Last week I got sick.  I think it was some kind of flew, but I'm better now. 
I've been working on promoting my photo realistic portrait charcoal drawings.  Here are a few ads I designed with Flash:

These are some high resolution images, so they'll probably take some time to load on your computer screen.  How much time depends on your connection speed.  If you have a slow connection speed, now is a great time to stand up, stretch, use the bathroom, maybe get some more coffee or tea.  It will probably be ready to see by the time you get back. 
Each of these charcoal drawings take anywhere between 6 to 8 hours to complete.  If you like the style I work in, keep in mind that it doesn't have to be a portrait of a person.  I can draw just about anything from a photo reference.  Imagine how your dog, cat or motorcycle would look as a detailed charcoal drawing, hand crafted by a real artist.  Maybe you're someone who is looking for an artist who can draw like this to illustrate your book.  You might not have photo references, but if you can use your words to describe what you want to see, I can draw quick 5 minute rough sketches that illustrate your words.

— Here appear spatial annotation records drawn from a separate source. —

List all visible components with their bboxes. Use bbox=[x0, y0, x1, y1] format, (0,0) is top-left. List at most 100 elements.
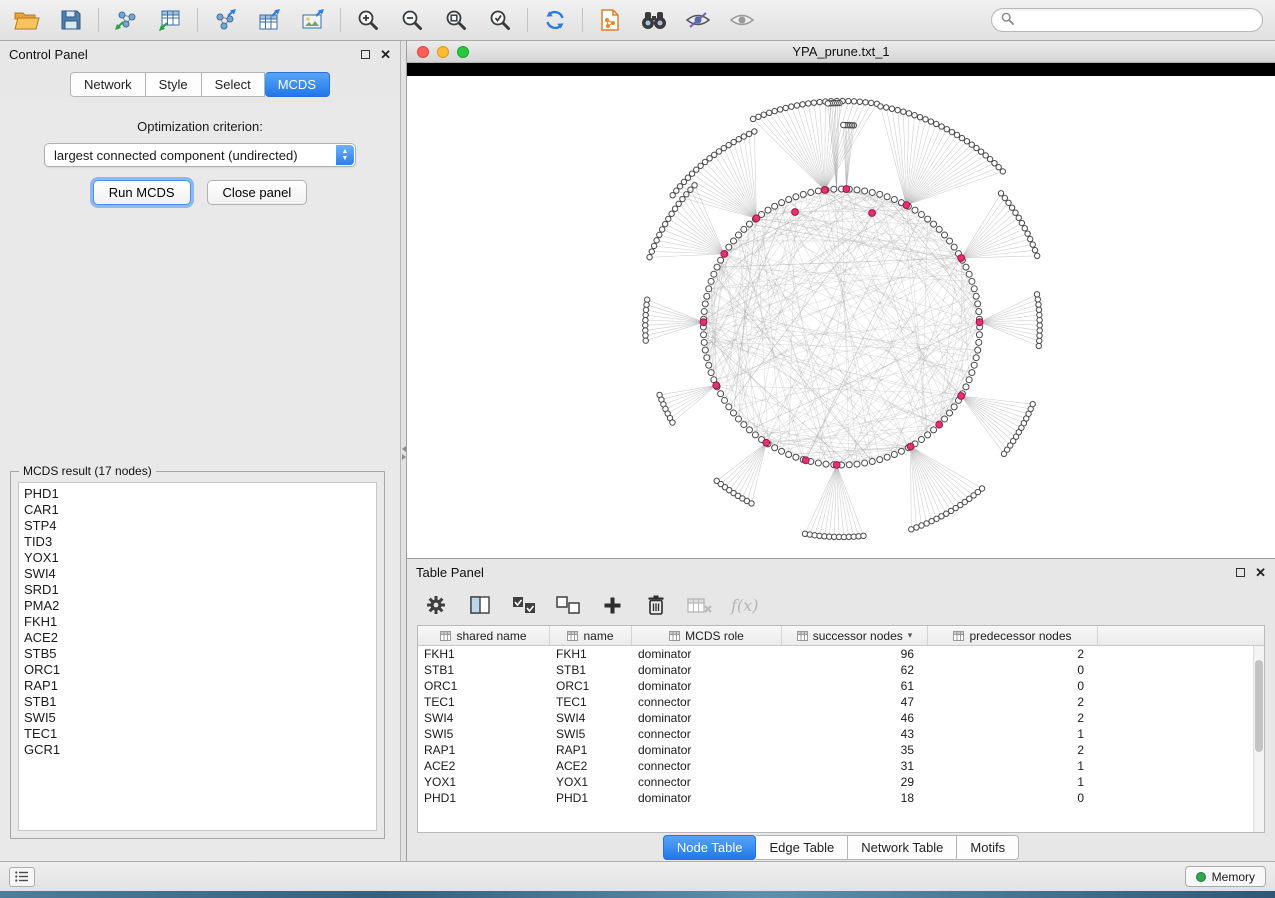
export-image-icon[interactable] bbox=[298, 5, 328, 35]
table-row[interactable]: SWI4SWI4dominator462 bbox=[418, 710, 1264, 726]
table-cell: 62 bbox=[782, 662, 928, 678]
table-cell: 96 bbox=[782, 646, 928, 662]
close-table-panel-icon[interactable]: ✕ bbox=[1255, 566, 1266, 579]
mcds-result-item[interactable]: ACE2 bbox=[24, 630, 371, 646]
control-panel: Control Panel ✕ NetworkStyleSelectMCDS O… bbox=[0, 41, 400, 861]
table-toolbar: f(x) bbox=[407, 585, 1275, 625]
column-header-shared-name[interactable]: shared name bbox=[418, 626, 550, 645]
mcds-result-item[interactable]: GCR1 bbox=[24, 742, 371, 758]
tab-mcds[interactable]: MCDS bbox=[265, 72, 330, 97]
table-row[interactable]: YOX1YOX1connector291 bbox=[418, 774, 1264, 790]
save-icon[interactable] bbox=[56, 5, 86, 35]
task-history-list-icon[interactable] bbox=[9, 867, 35, 887]
table-cell: 18 bbox=[782, 790, 928, 806]
table-cell: 1 bbox=[928, 774, 1098, 790]
mcds-result-item[interactable]: TEC1 bbox=[24, 726, 371, 742]
run-mcds-button[interactable]: Run MCDS bbox=[93, 180, 191, 205]
table-cell: connector bbox=[632, 694, 782, 710]
table-cell: connector bbox=[632, 726, 782, 742]
network-canvas[interactable] bbox=[407, 76, 1275, 558]
deselect-all-icon[interactable] bbox=[555, 592, 581, 618]
mcds-result-item[interactable]: FKH1 bbox=[24, 614, 371, 630]
table-row[interactable]: RAP1RAP1dominator352 bbox=[418, 742, 1264, 758]
tab-motifs[interactable]: Motifs bbox=[957, 835, 1019, 860]
zoom-fit-icon[interactable] bbox=[441, 5, 471, 35]
table-row[interactable]: ACE2ACE2connector311 bbox=[418, 758, 1264, 774]
mcds-result-item[interactable]: TID3 bbox=[24, 534, 371, 550]
criterion-dropdown[interactable]: largest connected component (undirected)… bbox=[44, 143, 356, 167]
function-builder-fx-icon: f(x) bbox=[731, 596, 758, 615]
mcds-result-item[interactable]: STB1 bbox=[24, 694, 371, 710]
table-cell: 2 bbox=[928, 694, 1098, 710]
show-column-icon[interactable] bbox=[467, 592, 493, 618]
mcds-result-item[interactable]: PHD1 bbox=[24, 486, 371, 502]
open-file-icon[interactable] bbox=[12, 5, 42, 35]
tab-network-table[interactable]: Network Table bbox=[848, 835, 957, 860]
mcds-result-item[interactable]: SWI5 bbox=[24, 710, 371, 726]
toolbar-separator bbox=[527, 8, 528, 32]
search-box[interactable] bbox=[991, 8, 1263, 32]
float-table-panel-icon[interactable] bbox=[1236, 568, 1245, 577]
mcds-result-list[interactable]: PHD1CAR1STP4TID3YOX1SWI4SRD1PMA2FKH1ACE2… bbox=[18, 482, 377, 831]
memory-button[interactable]: Memory bbox=[1185, 866, 1266, 887]
mcds-result-item[interactable]: CAR1 bbox=[24, 502, 371, 518]
column-header-predecessor-nodes[interactable]: predecessor nodes bbox=[928, 626, 1098, 645]
zoom-out-icon[interactable] bbox=[397, 5, 427, 35]
float-panel-icon[interactable] bbox=[361, 50, 370, 59]
close-panel-button[interactable]: Close panel bbox=[207, 180, 308, 205]
mcds-result-item[interactable]: PMA2 bbox=[24, 598, 371, 614]
mcds-result-item[interactable]: STB5 bbox=[24, 646, 371, 662]
tab-network[interactable]: Network bbox=[70, 72, 146, 97]
network-view-titlebar[interactable]: YPA_prune.txt_1 bbox=[407, 41, 1275, 63]
table-row[interactable]: TEC1TEC1connector472 bbox=[418, 694, 1264, 710]
splitter-grip-icon[interactable] bbox=[401, 446, 406, 460]
search-input[interactable] bbox=[1020, 13, 1253, 27]
close-panel-icon[interactable]: ✕ bbox=[380, 48, 391, 61]
table-cell: connector bbox=[632, 758, 782, 774]
import-network-icon[interactable] bbox=[111, 5, 141, 35]
refresh-icon[interactable] bbox=[540, 5, 570, 35]
mcds-result-item[interactable]: STP4 bbox=[24, 518, 371, 534]
add-column-plus-icon[interactable] bbox=[599, 592, 625, 618]
toolbar-separator bbox=[197, 8, 198, 32]
import-table-icon[interactable] bbox=[155, 5, 185, 35]
tab-style[interactable]: Style bbox=[146, 72, 202, 97]
table-cell: 0 bbox=[928, 662, 1098, 678]
select-all-icon[interactable] bbox=[511, 592, 537, 618]
mcds-result-item[interactable]: SWI4 bbox=[24, 566, 371, 582]
show-graphics-details-eye-icon[interactable] bbox=[727, 5, 757, 35]
scrollbar-thumb[interactable] bbox=[1255, 660, 1263, 752]
table-row[interactable]: ORC1ORC1dominator610 bbox=[418, 678, 1264, 694]
export-network-icon[interactable] bbox=[210, 5, 240, 35]
import-style-icon[interactable] bbox=[595, 5, 625, 35]
vertical-splitter[interactable] bbox=[400, 41, 407, 861]
mcds-result-item[interactable]: YOX1 bbox=[24, 550, 371, 566]
table-cell: 43 bbox=[782, 726, 928, 742]
hide-graphics-details-eye-slash-icon[interactable] bbox=[683, 5, 713, 35]
table-settings-gear-icon[interactable] bbox=[423, 592, 449, 618]
table-row[interactable]: STB1STB1dominator620 bbox=[418, 662, 1264, 678]
column-header-name[interactable]: name bbox=[550, 626, 632, 645]
column-header-MCDS-role[interactable]: MCDS role bbox=[632, 626, 782, 645]
delete-column-trash-icon[interactable] bbox=[643, 592, 669, 618]
tab-edge-table[interactable]: Edge Table bbox=[756, 835, 848, 860]
table-row[interactable]: FKH1FKH1dominator962 bbox=[418, 646, 1264, 662]
table-cell: 1 bbox=[928, 758, 1098, 774]
main-toolbar bbox=[0, 0, 1275, 41]
zoom-selected-icon[interactable] bbox=[485, 5, 515, 35]
column-header-successor-nodes[interactable]: successor nodes▾ bbox=[782, 626, 928, 645]
mcds-result-item[interactable]: SRD1 bbox=[24, 582, 371, 598]
table-row[interactable]: PHD1PHD1dominator180 bbox=[418, 790, 1264, 806]
table-cell: STB1 bbox=[418, 662, 550, 678]
table-row[interactable]: SWI5SWI5connector431 bbox=[418, 726, 1264, 742]
table-cell: ACE2 bbox=[418, 758, 550, 774]
search-find-binoculars-icon[interactable] bbox=[639, 5, 669, 35]
table-scrollbar[interactable] bbox=[1253, 646, 1264, 832]
export-table-icon[interactable] bbox=[254, 5, 284, 35]
tab-node-table[interactable]: Node Table bbox=[663, 835, 757, 860]
mcds-result-item[interactable]: RAP1 bbox=[24, 678, 371, 694]
tab-select[interactable]: Select bbox=[202, 72, 265, 97]
zoom-in-icon[interactable] bbox=[353, 5, 383, 35]
mcds-result-item[interactable]: ORC1 bbox=[24, 662, 371, 678]
network-graph[interactable] bbox=[407, 76, 1275, 558]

If you like what you see, those sketches can be hammered out into fully rendered charcoal drawings. 
In terms of productivity, that's all I've been able to do.  I am hoping to get a lot more done in the up coming weeks, now that I have my full strength back.  I've also been studying Actionscript 3.0, HTML, and Javascript.  I've been wanting to design my own video game for a while now.  I've been looking at books like Foundation Actionscript for Flash 8 by Kristian Besley, Sham Bhangal and David Powers, and a few internet recourse like  and  I'm slowly figuring out how the programming language works by process of immersion.  It's similar to how a baby might learn to speak.  At first, all the sounds are strange and unfamiliar, but over time they begin to make sense.  The type of video game I want to develop is a role playing game, similar to TSR Hobbies, Dungeons and Dragons.  The game would start with the player being able to select what type of character it wants to be.  You could be a strong knight, a powerful magic user, a cunning thief, a dwarf, an elf, or a cleric.  Each character would have different attributes; strengths and weaknesses.  For example, a knight might be very strong, but not very bright, while a magic user would be very intelligent but also very weak.  I'm going to have to figure out a way to use a programming language to keep track of each character's vital statistics.  That way, each time the player faces a challenge, the program would run an algorithm to see if it is successful in overcoming it.  This is going to take some knowledge of how to use mathematical operators in conjunction with variables, strings, and logic loops, which all sounds very overwhelming and complex right now.  The cool thing is, some of these books I read have source files for games that are already designed and ready to play.  I may have a hard time writing my own code, but the beauty of it is, I might not have to.  I can just copy the code from the source files, change the structure of it a little bit to suite what I need it to do for my game project, and wallah! 
I will have the experience of designing my own video game.  From there I can decide what other games of applications I would like to create.